Once again, we hear the old chestnut that the United States was founded on “Christian values” or “Christian faith/principles” (Davis Enterprise, July 3, What do you think? feature).
The repeaters of this bit of revisionist myth never tell us just what those values or principles are. Maybe because there are none. As historians repeatedly remind us, the founders were by and large Enlightenment thinkers, i.e., they held a core belief that human reason is adequate to govern the affairs of the nation.
Their foundational text was not the Bible, but the writings of John Locke and Thomas Hobbes.
Here is what John Adams wrote in 1787-88 in his “Defense of the Constitutions of the United States of America”: ”The United States of America have exhibited, perhaps, the first example of governments erected on the simple principles of nature; and if men are now sufficiently enlightened to disabuse themselves of artifice, imposture, hypocrisy, and superstition … (i)t will never be pretended that any persons employed in that service had interviews with the gods, or were in any degree under the influence of Heaven, more than those at work upon ships or houses, or laboring in merchandise or agriculture; it will forever be acknowledged that these governments were contrived merely by the use of reason and the senses.”

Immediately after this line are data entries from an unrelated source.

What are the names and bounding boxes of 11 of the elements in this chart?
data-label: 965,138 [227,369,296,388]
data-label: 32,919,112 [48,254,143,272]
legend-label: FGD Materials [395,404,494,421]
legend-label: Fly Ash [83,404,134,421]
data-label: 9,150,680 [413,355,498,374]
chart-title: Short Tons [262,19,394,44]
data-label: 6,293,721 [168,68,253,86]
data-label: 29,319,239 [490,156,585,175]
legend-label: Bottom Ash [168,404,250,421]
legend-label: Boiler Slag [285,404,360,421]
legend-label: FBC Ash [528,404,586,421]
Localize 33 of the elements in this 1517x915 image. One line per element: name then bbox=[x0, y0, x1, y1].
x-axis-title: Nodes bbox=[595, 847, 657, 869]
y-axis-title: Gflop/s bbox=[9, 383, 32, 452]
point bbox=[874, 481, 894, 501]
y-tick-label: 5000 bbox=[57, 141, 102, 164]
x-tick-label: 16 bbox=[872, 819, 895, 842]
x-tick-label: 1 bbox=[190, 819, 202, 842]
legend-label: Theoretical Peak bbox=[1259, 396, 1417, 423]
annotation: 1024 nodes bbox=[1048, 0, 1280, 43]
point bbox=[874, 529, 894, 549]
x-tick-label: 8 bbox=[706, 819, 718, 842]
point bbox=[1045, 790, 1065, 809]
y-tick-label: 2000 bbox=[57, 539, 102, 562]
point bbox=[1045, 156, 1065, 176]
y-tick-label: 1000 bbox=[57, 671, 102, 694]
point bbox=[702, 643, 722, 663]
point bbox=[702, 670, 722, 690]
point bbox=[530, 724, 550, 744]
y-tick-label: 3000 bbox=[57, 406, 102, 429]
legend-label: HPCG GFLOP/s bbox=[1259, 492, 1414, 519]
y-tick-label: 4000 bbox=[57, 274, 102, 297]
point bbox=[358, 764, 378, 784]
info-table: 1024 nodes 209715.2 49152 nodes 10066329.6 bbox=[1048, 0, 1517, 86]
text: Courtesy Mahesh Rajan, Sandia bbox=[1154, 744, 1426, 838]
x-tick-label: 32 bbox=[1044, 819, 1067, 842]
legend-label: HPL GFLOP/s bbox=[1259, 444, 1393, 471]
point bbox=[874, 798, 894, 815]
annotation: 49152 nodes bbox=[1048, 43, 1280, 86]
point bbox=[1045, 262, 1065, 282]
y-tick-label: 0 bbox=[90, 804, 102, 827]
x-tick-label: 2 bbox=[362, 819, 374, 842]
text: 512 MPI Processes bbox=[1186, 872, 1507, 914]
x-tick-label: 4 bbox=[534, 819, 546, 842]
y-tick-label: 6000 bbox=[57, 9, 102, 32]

Ten years later, in the Treaty of Tripoli, ratified by the Senate, Article 11 reads in part: “… the Government of the United States of America is not, in any sense, founded on the Christian religion…”
Not that these and other documents will be accepted by those who wish to believe the hardy myths of “Christian principles” and “a Christian nation.” You just have to ask what the motivation is for believing such misinformation.